Climate and environment

Toxic Tour: guided tour of the impunity enjoyed by multinationals in Geneva

Toxic Tour: guided tour of the impunity enjoyed by multinationals in Geneva

Organized by activists fighting multinationals’ impunity, the toxic tour gave about sixty participants the chance to discover the hidden side of some of the big chains based in Geneva: H&M, Engie, BNP Paribas as well as Apple, and their impacts on socio-environmental rights.

This tour, which was attended by members of Emmaus groups from all four continents, falls within the scope of Emmaus International’s struggle for an ethical and solidarity-based economy. Participants stopped at several symbolic locations and were able to find out about the hidden side of some of the biggest chains. An alternative way to visit the city!

When we talk about corruption, we point the finger at poor countries and their governments, but they are just the tip of the iceberg as they are manipulated by multinationals from our countries. The bulk of corruption is happening here, in Europe.” This explanation, given by one of the Toxic Tour guides. Here are some of the multinationals visited during the Toxic Tour:

Viterra, a large food-processing company specialising in trading grains and seeds, which was bought out by Glencore, the mineral extraction giant and commodity trader, in 2012. Some of Glencore’s exploits when it comes to lack of respect for human rights and the environment are illustrated in Daniel Schweizer’s film Trading paradise, which exposes how the company polluted the soil in Peru and the air in Zambia, led to a proliferation of cancers and the destruction of entire cultures, and seized land belonging to powerless local people.

Formerly known as GDF Suez, Engie is a French energy group which is a leader in pollution, having increased its coal mining activities by 81% between 2009 and 2015. In 2016, investigative programme “Cash Investigation”, broadcast on France 2 (a French public television channel) exposed its role in an epidemic of respiratory diseases in Morwell, Australia. Following a toxic fire at its coal power plant, Engie sent in temporary workers to clean the site, without providing them with masks or any type of protection, resulting in the poisoning and deaths of several people.

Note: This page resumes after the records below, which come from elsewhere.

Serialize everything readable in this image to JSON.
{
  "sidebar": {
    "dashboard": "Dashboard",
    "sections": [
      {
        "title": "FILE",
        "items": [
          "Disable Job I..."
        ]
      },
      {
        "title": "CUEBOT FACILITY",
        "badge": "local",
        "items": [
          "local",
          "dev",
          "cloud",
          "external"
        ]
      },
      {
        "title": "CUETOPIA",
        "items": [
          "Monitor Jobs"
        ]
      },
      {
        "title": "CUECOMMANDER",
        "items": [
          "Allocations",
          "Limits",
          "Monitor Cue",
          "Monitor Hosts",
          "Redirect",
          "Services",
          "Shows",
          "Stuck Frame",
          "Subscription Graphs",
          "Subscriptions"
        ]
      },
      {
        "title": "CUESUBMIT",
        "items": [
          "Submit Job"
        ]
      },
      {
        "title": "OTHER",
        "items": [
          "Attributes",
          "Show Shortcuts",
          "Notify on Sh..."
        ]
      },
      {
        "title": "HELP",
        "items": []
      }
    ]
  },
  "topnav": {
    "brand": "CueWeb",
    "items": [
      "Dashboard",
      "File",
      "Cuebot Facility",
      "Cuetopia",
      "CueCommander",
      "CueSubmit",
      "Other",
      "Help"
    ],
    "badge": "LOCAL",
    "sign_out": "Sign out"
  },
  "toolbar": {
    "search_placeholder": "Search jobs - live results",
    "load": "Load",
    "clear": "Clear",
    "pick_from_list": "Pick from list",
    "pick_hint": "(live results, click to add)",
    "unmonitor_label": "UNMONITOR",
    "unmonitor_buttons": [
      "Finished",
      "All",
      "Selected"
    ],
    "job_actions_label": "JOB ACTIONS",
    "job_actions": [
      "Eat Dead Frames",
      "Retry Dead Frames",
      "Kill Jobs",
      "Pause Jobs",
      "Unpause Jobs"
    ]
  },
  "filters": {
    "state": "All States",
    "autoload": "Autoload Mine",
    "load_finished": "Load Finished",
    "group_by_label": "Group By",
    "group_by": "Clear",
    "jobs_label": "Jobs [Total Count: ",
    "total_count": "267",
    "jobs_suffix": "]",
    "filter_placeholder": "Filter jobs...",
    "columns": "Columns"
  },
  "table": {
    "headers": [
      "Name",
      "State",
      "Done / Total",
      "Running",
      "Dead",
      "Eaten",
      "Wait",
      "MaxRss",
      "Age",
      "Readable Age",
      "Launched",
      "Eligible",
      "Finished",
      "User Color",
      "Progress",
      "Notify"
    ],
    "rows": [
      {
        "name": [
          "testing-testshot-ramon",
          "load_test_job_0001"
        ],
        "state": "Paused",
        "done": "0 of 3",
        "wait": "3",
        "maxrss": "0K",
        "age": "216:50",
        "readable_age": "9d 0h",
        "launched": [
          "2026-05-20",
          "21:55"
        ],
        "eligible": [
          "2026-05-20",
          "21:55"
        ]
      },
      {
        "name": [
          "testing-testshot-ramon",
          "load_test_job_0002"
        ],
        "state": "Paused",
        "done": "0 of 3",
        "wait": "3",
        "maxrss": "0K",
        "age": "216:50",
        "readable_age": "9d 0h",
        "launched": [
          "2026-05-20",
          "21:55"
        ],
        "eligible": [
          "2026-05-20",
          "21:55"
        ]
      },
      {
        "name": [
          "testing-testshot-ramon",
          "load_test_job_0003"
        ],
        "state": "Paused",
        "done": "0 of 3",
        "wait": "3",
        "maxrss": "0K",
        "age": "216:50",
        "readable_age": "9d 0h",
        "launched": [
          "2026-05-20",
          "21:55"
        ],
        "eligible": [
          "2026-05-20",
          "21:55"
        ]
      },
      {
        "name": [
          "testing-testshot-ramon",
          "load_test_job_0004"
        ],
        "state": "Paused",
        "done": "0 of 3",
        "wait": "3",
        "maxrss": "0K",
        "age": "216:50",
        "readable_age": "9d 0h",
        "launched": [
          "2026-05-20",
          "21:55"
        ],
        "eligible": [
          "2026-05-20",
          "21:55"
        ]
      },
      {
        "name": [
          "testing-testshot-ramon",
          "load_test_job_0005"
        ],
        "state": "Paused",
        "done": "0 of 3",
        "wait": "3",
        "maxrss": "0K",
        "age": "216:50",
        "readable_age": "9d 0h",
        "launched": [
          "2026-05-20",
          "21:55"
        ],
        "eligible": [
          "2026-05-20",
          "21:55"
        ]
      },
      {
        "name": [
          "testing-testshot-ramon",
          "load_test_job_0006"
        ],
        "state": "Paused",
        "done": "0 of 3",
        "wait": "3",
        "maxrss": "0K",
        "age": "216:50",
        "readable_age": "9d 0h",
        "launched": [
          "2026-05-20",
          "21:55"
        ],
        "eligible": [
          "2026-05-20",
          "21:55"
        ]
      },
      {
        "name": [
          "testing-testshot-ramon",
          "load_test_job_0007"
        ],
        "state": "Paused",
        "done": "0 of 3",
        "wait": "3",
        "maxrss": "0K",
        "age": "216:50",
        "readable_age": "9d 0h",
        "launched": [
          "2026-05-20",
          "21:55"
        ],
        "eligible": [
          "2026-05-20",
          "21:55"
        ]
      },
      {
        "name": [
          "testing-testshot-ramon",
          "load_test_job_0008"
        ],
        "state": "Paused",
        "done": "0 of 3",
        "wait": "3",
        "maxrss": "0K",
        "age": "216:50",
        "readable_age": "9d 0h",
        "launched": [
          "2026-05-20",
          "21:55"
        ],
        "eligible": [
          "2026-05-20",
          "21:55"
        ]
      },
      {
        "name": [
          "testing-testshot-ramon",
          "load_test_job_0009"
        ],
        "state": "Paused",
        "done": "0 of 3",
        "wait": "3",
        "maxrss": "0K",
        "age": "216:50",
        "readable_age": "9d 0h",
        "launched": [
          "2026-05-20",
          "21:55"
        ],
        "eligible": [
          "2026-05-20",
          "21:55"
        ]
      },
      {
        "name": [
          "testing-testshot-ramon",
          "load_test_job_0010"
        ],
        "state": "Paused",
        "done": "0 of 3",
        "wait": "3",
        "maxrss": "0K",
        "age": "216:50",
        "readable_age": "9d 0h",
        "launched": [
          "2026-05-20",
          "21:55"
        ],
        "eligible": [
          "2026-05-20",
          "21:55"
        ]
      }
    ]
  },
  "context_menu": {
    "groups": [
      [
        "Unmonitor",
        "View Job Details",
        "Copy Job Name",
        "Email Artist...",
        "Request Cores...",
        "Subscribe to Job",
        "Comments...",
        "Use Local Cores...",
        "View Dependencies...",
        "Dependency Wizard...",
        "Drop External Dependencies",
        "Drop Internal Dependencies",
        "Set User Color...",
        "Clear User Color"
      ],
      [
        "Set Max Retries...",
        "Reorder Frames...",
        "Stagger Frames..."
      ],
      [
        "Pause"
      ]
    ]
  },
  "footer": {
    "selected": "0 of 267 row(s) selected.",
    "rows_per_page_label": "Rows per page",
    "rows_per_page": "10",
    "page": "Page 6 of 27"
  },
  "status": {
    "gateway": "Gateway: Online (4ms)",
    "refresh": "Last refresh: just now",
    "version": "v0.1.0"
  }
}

H&M: this ready-to-wear fashion company whose headquarters are based in Sweden has not paid taxes since it was established in 1947 and does not protect its employees. It should not be forgotten that collapses at a textile factory used by H&M in Bangladesh led to 21 deaths in 2010 and then more than 1,000 deaths in 2013. The company’s textile factories have been relocated to Cambodia and Ethiopia, where workers can be paid even less than in Bangladesh, and these textile “slaves” work 60 to 72 hours a week for a pittance, as shown by this online documentary from France 24.

Gunvor, an energy and commodity trading company registered in Amsterdam and whose primary operational centres are based in Geneva and Singapore. This company specialises in trading and transporting oil products. It’s the world’s third largest trader in crude oil.

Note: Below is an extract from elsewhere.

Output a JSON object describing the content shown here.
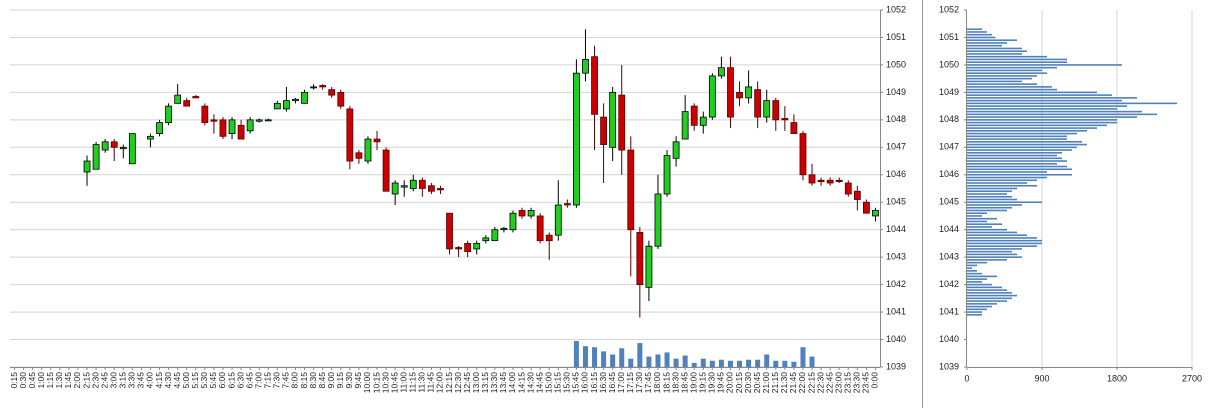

The NGO Public Eye published a report bringing to light Gunvor’s embezzlement of oil revenues in the Congo between 2010 and 2012. When pursued by the Swiss justice system, the company admitted having paid eye-watering bribes to Congolese officials. As for Deutsche Bank, this bank was accused of money laundering in Argentina and of having not paid a billion dollars’ worth of taxes to the Argentine authorities between 2001 and 2008. It was accused of money laundering and insider trading as part of the LIBOR-rigging scandal which also involved Citygroup, Société Générale, JP Morgan, UBS and HSBC. Also involved in the sub-prime mortgage crisis and the Panama Papers, Deutsche Bank was very close to collapse in 2016, but was rescued the following year thanks to support from Qatari funds, the giant asset management company BlackRock and the Chinese group HNA.

Finally, Apple… which pays tax of 0.005% in Ireland and which, in 2012, having made profits of 200 million francs in Switzerland, should have paid 41 million francs in tax but only paid 6.2 million.